Et c’est ce même détachement qui est tellement souhaité, tellement valorisé partout. Il faut qu’on croie que c’est facile, mais quoi ? Tout ! Le fait d’être d’adulte, le travail, les histoires d’amour, les enfants qu’on a, ou ceux qu’on n’a pas, les amis qui partent, les choix à faire, les ans qui passent, la clameur des projets qui aboutissent et le frémissement des plans qui s’écroulent. Alors qu’il n’y a pas besoin d’aller très loin pour savoir que précisément, rien n’est facile pour personne. 

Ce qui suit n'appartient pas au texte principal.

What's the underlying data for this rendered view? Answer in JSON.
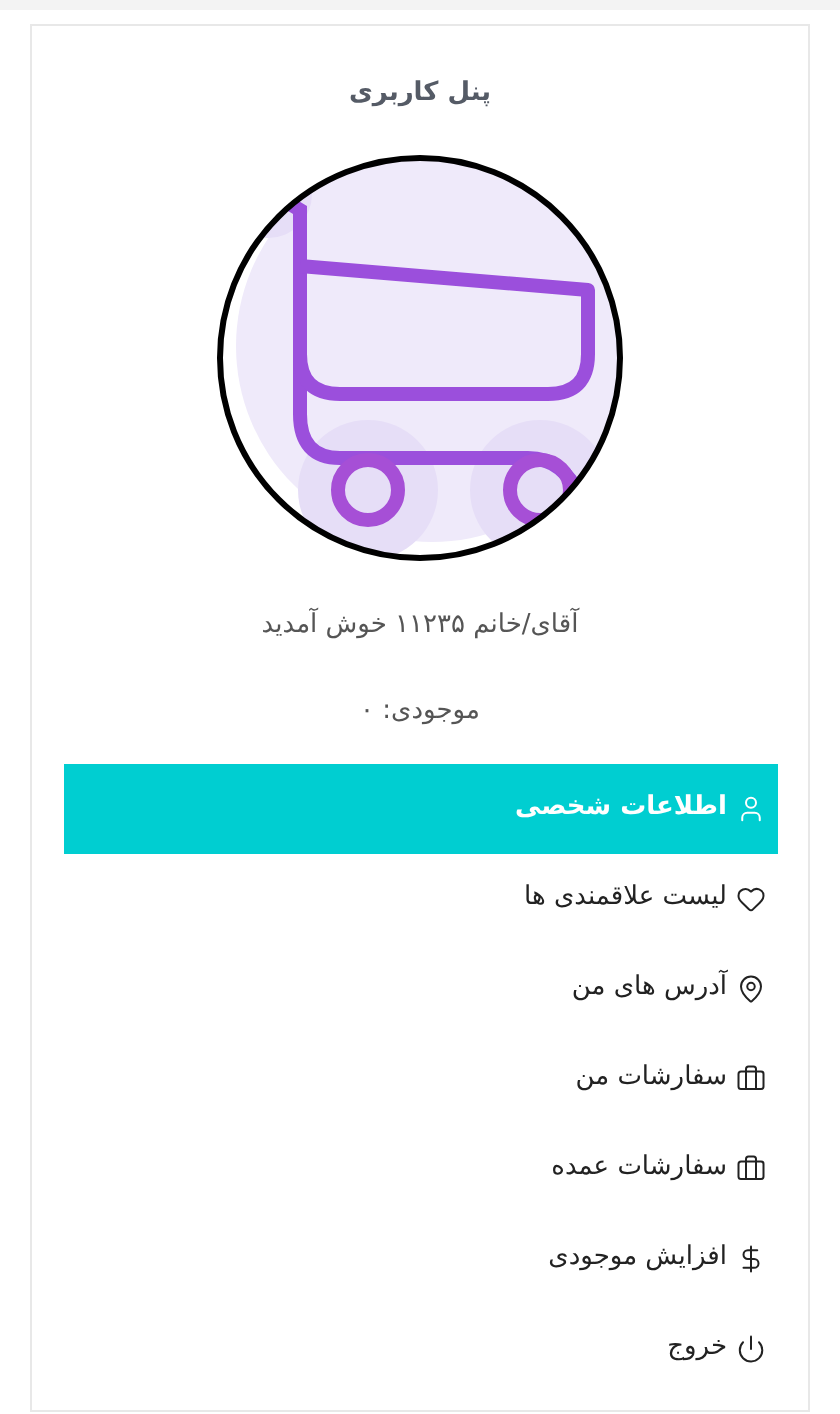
{
  "panel": {
    "title": "پنل کاربری",
    "welcome": "آقای/خانم ۱۱۲۳۵ خوش آمدید",
    "balance": "موجودی: ۰"
  },
  "menu": [
    {
      "label": "اطلاعات شخصی",
      "selected": true
    },
    {
      "label": "لیست علاقمندی ها",
      "selected": false
    },
    {
      "label": "آدرس های من",
      "selected": false
    },
    {
      "label": "سفارشات من",
      "selected": false
    },
    {
      "label": "سفارشات عمده",
      "selected": false
    },
    {
      "label": "افزایش موجودی",
      "selected": false
    },
    {
      "label": "خروج",
      "selected": false
    }
  ]
}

Alors avant que vous ne réfléchissiez à l’endroit de votre corps où vous pourriez vous faire tatouer la phrase « il faut qu’on croie que c’est facile », j’avais juste envie de rendre hommage à nos errances et nos gestes ratés, nos impressions d’échec, pas en-dehors des temps, nos phrases maladroites, nos entreprises inachevées et nos photos mal cadrées. Ils et elles sont la preuve que pour l’humain rien n’est aisé, qu’il faut décidément tout travailler, et que, dans nos petites et nos grandes indulgences, il y a peut-être une jolie douceur cachée.

De clartés et de liens

Ma fille n’aime pas les chats. Elle les montre du doigt, puis elle dit qu’elle a peur avec une main sur le coeur, dans un élan de lucidité et de franchise dont seuls les enfants ont le secret. Je pense souvent à toutes nos peurs cachées. Les miennes, et celles des gens que je rencontre. J’ai une tendresse particulière pour les craintes qui se dessinent dans les profondeurs de l’autre, les îles englouties dont on devine les contours. C’est fou, vous avez remarqué, tout ce que nous craignons, ce magma qui demeure informe s’il n’est pas démêlé par les mots, ce tas de cailloux qui reste dans la nuit s’il n’est pas éclairé par tout le courage de la conscience. Je m’émerveille de ce que ces peurs varient tant, d’un humain à l’autre, et du fait qu’il soit si difficile de les mettre au jour. Et je crois que le monde est bien fait, puisque nous sommes tous plus habiles à rassurer les autres que nous ne le sommes à nous rassurer nous-mêmes. Il en va de la peur comme de ces casse-têtes qui paraissent toujours plus simples à ceux qui les découvrent qu’à ceux qui y travaillent depuis longtemps. Je me demande d’ailleurs s’il y a au monde chose plus belle à faire que d’essayer de prendre les casse-têtes des autres, les démêler, et les remettre dans leurs mains. 

La fin de l’été peut toujours venir. Je vous souhaite d’avoir plein de peurs à nommer, et plein de cœurs à rassurer.